Morris, Trammell elected to hall
LAKE BUENA VISTA, Fla. (AP) — Fittingly, Jack Morris reached the Hall of Fame in extra innings.
Morris was elected to the Hall by its Modern Era committee on Sunday along with former Detroit Tigers teammate Alan Trammell, completing a joint journey from Motown to Cooperstown.
The big-game pitcher and star shortstop were picked by 16 voters who considered 10 candidates whose biggest contributions came from 1970-87. Morris got 14 votes and Trammell drew 13, one more than the minimum needed.
They will be enshrined on July 29, and fitting they’ll go in together. They both began their big league careers in 1977 with Detroit and played 13 seasons alongside each other with the Tigers.
“The time that I’ve spent wondering if this day would ever come seems to be vanished and erased right now because it did come, and it’s amazing,” the 62-year-old Morris said during a conference call.
Trammell felt overwhelmed.
“I came to realization that it might not happen, and I was OK with that. I really was,” he said. “If people thought it was a tad short, I could live with that.”
Former catcher Ted Simmons fell one vote shy, and former players’ union head Marvin Miller was five short of the 12 needed.
“It’s not a big surprise,” Miller’s son, Peter, said from Japan. “I think my father’s place in history is understood by all baseball players, all baseball fans and the general public.”
Morris had 254 wins and seven more in the postseason, including his 10-inning shutout in a 1-0 win for Minnesota over Atlanta in Game 7 of the 1991 World Series.
“No question it was my defining moment in baseball,” Morris said. “I never thought I was in trouble and I knew I could get out of it if I was. So I had the best mindset I’ve ever had in my entire on that night.”

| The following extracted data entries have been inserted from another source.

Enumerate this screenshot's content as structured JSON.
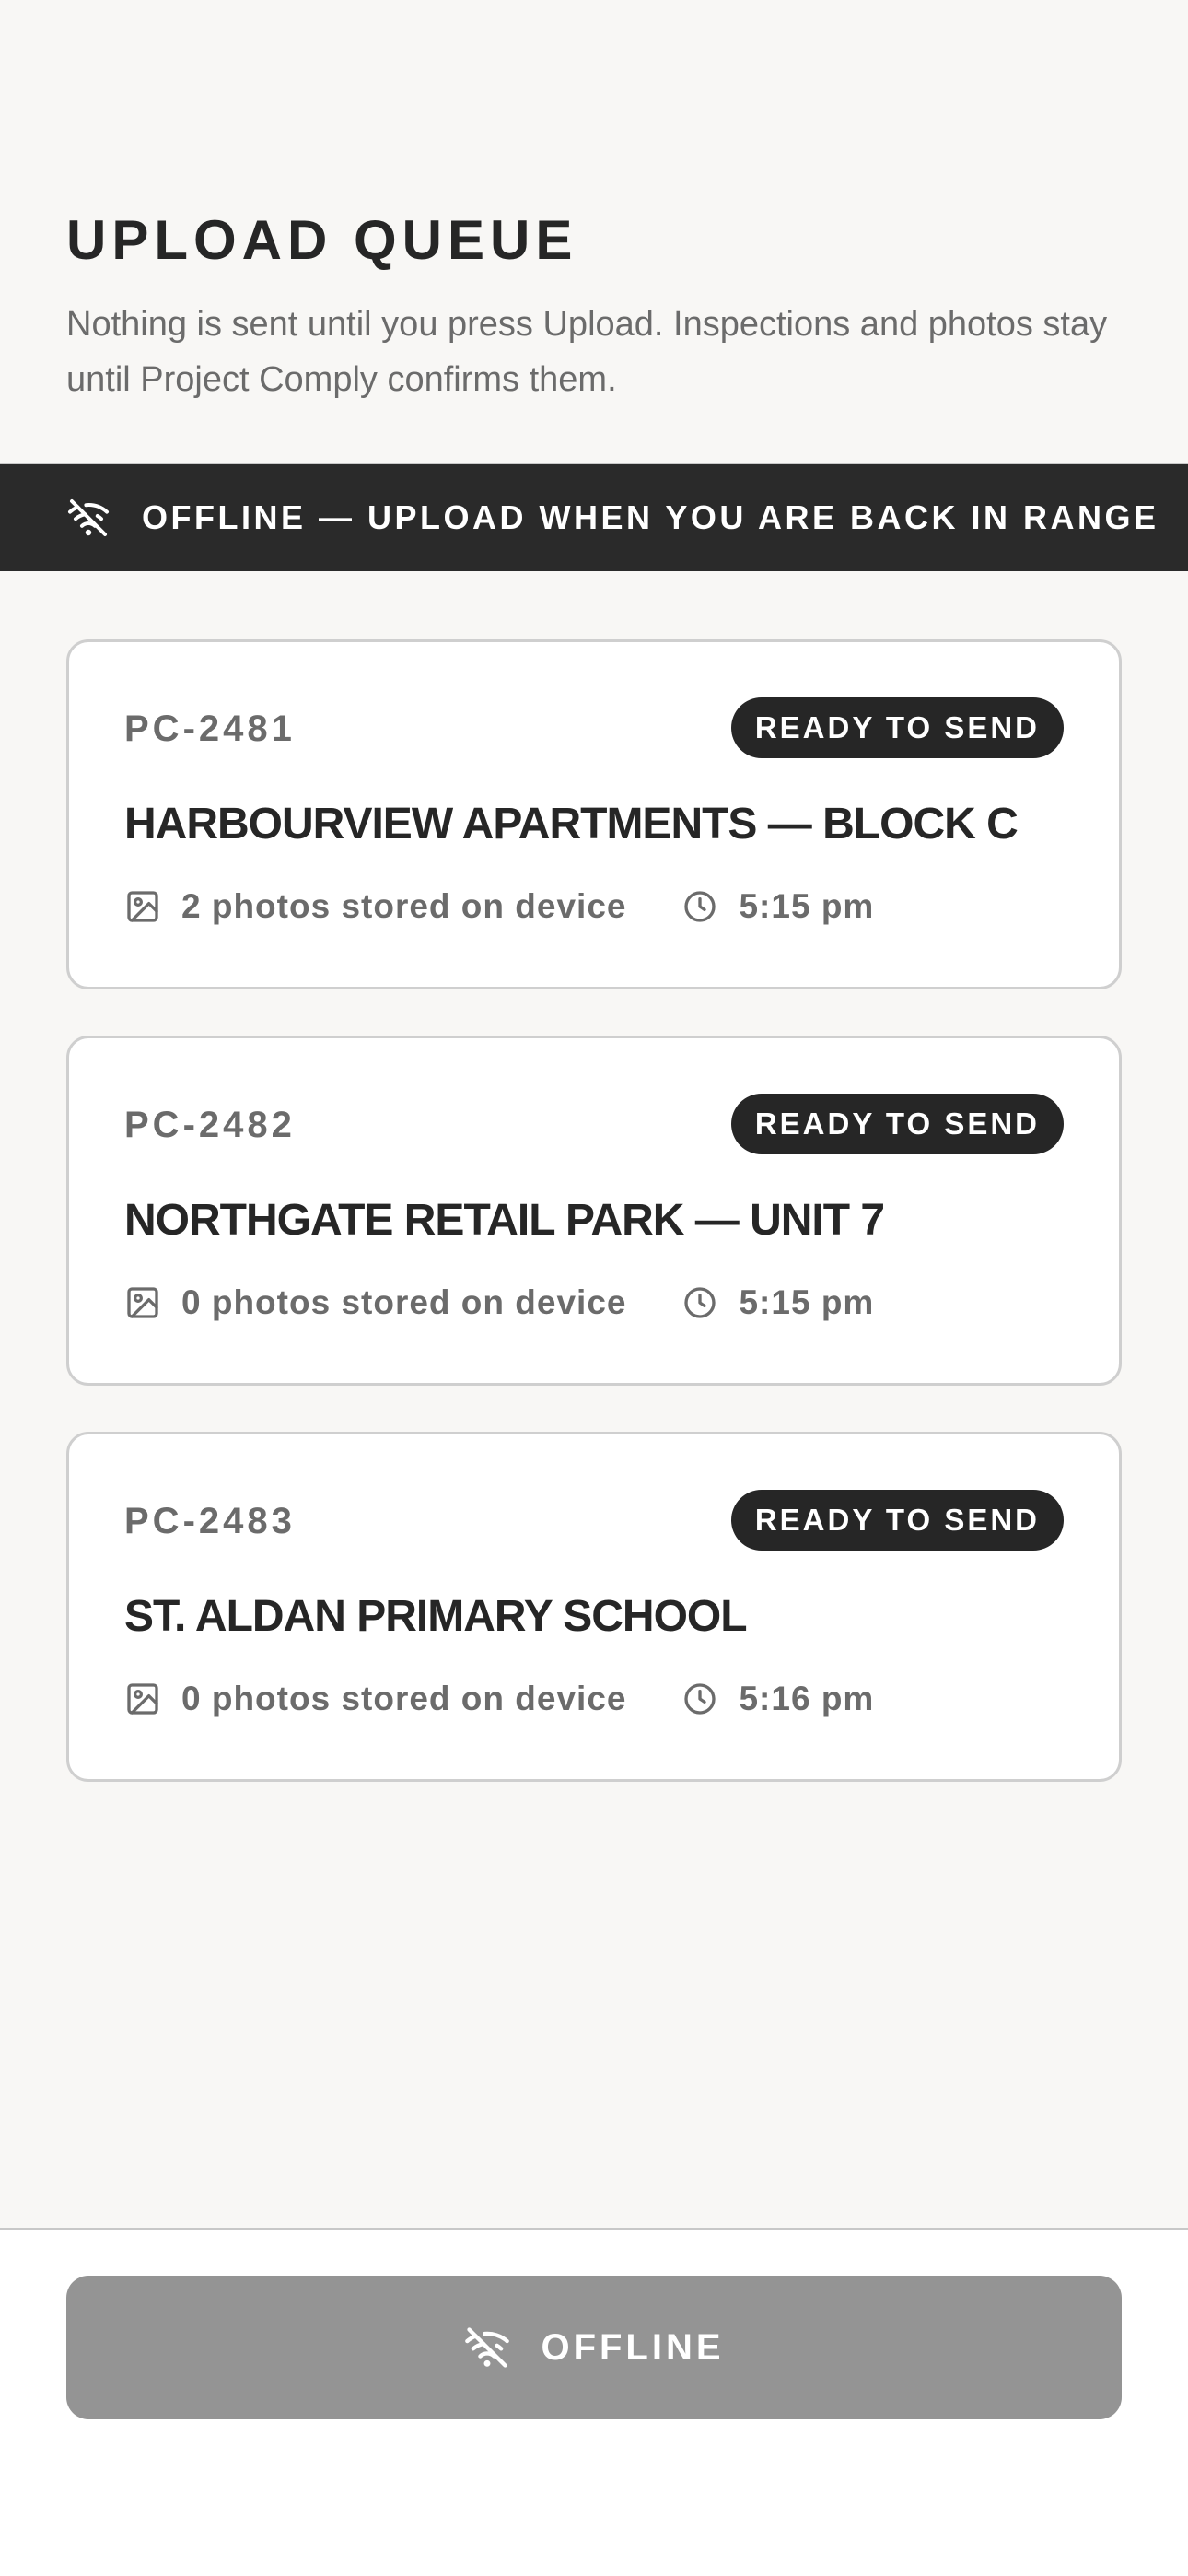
{
  "header": {
    "title": "UPLOAD QUEUE",
    "subtitle_line1": "Nothing is sent until you press Upload. Inspections and photos stay",
    "subtitle_line2": "until Project Comply confirms them."
  },
  "banner": {
    "icon": "wifi-off-icon",
    "text": "OFFLINE — UPLOAD WHEN YOU ARE BACK IN RANGE"
  },
  "queue": [
    {
      "id": "PC-2481",
      "status": "READY TO SEND",
      "title": "HARBOURVIEW APARTMENTS — BLOCK C",
      "photos": "2 photos stored on device",
      "time": "5:15 pm"
    },
    {
      "id": "PC-2482",
      "status": "READY TO SEND",
      "title": "NORTHGATE RETAIL PARK — UNIT 7",
      "photos": "0 photos stored on device",
      "time": "5:15 pm"
    },
    {
      "id": "PC-2483",
      "status": "READY TO SEND",
      "title": "ST. ALDAN PRIMARY SCHOOL",
      "photos": "0 photos stored on device",
      "time": "5:16 pm"
    }
  ],
  "footer": {
    "button_label": "OFFLINE",
    "button_icon": "wifi-off-icon"
  },
  "colors": {
    "background": "#f8f7f5",
    "banner": "#2a2a2a",
    "badge": "#262626",
    "button_disabled": "#949494",
    "muted_text": "#6b6b6b"
  }
}
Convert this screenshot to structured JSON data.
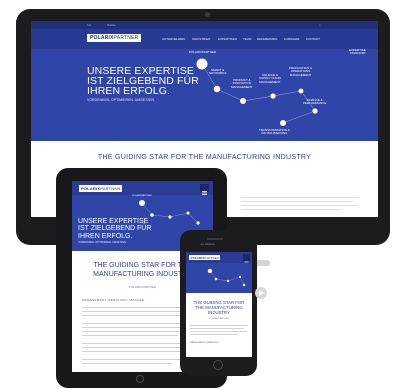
{
  "brand": {
    "logo_a": "POLARIX",
    "logo_b": "PARTNER"
  },
  "desktop": {
    "topbar": {
      "left_icons": "f  in",
      "search_label": "Suche",
      "right_icon": "⌕"
    },
    "nav": [
      "UNTERNEHMEN",
      "INDUSTRIEN",
      "EXPERTISEN",
      "TEAM",
      "REFERENZEN",
      "KARRIERE",
      "KONTAKT"
    ],
    "corner_link": "EXPERTISE\nSTANDORT",
    "hero_title": "UNSERE EXPERTISE\nIST ZIELGEBEND FÜR\nIHREN ERFOLG.",
    "hero_subtitle": "VORDENKEN. OPTIMIEREN. UMSETZEN.",
    "star_brand": "POLARIXPARTNER",
    "stars": [
      {
        "label": "SMART &\nNETWORKS"
      },
      {
        "label": "PRODUCT &\nINNOVATION\nMANAGEMENT"
      },
      {
        "label": "SOURCE &\nSUPPLY CHAIN\nMANAGEMENT"
      },
      {
        "label": "PRODUCTION &\nOPERATIONS\nMANAGEMENT"
      },
      {
        "label": "FINANCE &\nPERFORMANCE"
      },
      {
        "label": "TRANSFORMATION &\nDIGITALISIERUNG"
      }
    ],
    "guide_title": "THE GUIDING STAR FOR THE MANUFACTURING INDUSTRY"
  },
  "tablet": {
    "hero_title": "UNSERE EXPERTISE\nIST ZIELGEBEND FÜR\nIHREN ERFOLG.",
    "hero_subtitle": "VORDENKEN. OPTIMIEREN. UMSETZEN.",
    "star_brand": "POLARIXPARTNER",
    "guide_title": "THE GUIDING STAR FOR THE\nMANUFACTURING INDUSTRY",
    "small_label": "POLARIXPARTNER",
    "mgmt_label": "MANAGEMENT. BERATUNG. MACHEN."
  },
  "phone": {
    "status": "•••••  Vodafone",
    "guide_title": "THE GUIDING STAR FOR\nTHE MANUFACTURING\nINDUSTRY",
    "small_label": "POLARIXPARTNER",
    "mgmt_label": "MANAGEMENT. BERATUNG."
  },
  "colors": {
    "navy": "#283a94",
    "hero_blue": "#2f45a8",
    "headline": "#2c3f99"
  },
  "icons": [
    "camera-icon",
    "menu-icon",
    "search-icon",
    "home-button-icon",
    "next-arrow-icon"
  ]
}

Morris also pitched for World Series winners in Detroit — with Trammell, in 1984 — and Toronto in 1992. His 3.90 career ERA tops Red Ruffing’s 3.80 as the highest of any pitcher in the Hall.
“For years my earned run average has been an issue for a lot of people that thought it was not good enough for Hall of Fame honors, but I never once thought about pitching for an ERA. I always thought about completing games, starting games, eating up innings and trying to win games more importantly than anything else,” he said. “Today’s generation is different. In my heart of hearts I don’t think for a second that guys that are pitching, the elite guys especially that are pitching in the game today, could not do what we did. I know they could. But they haven’t been conditioned to it.”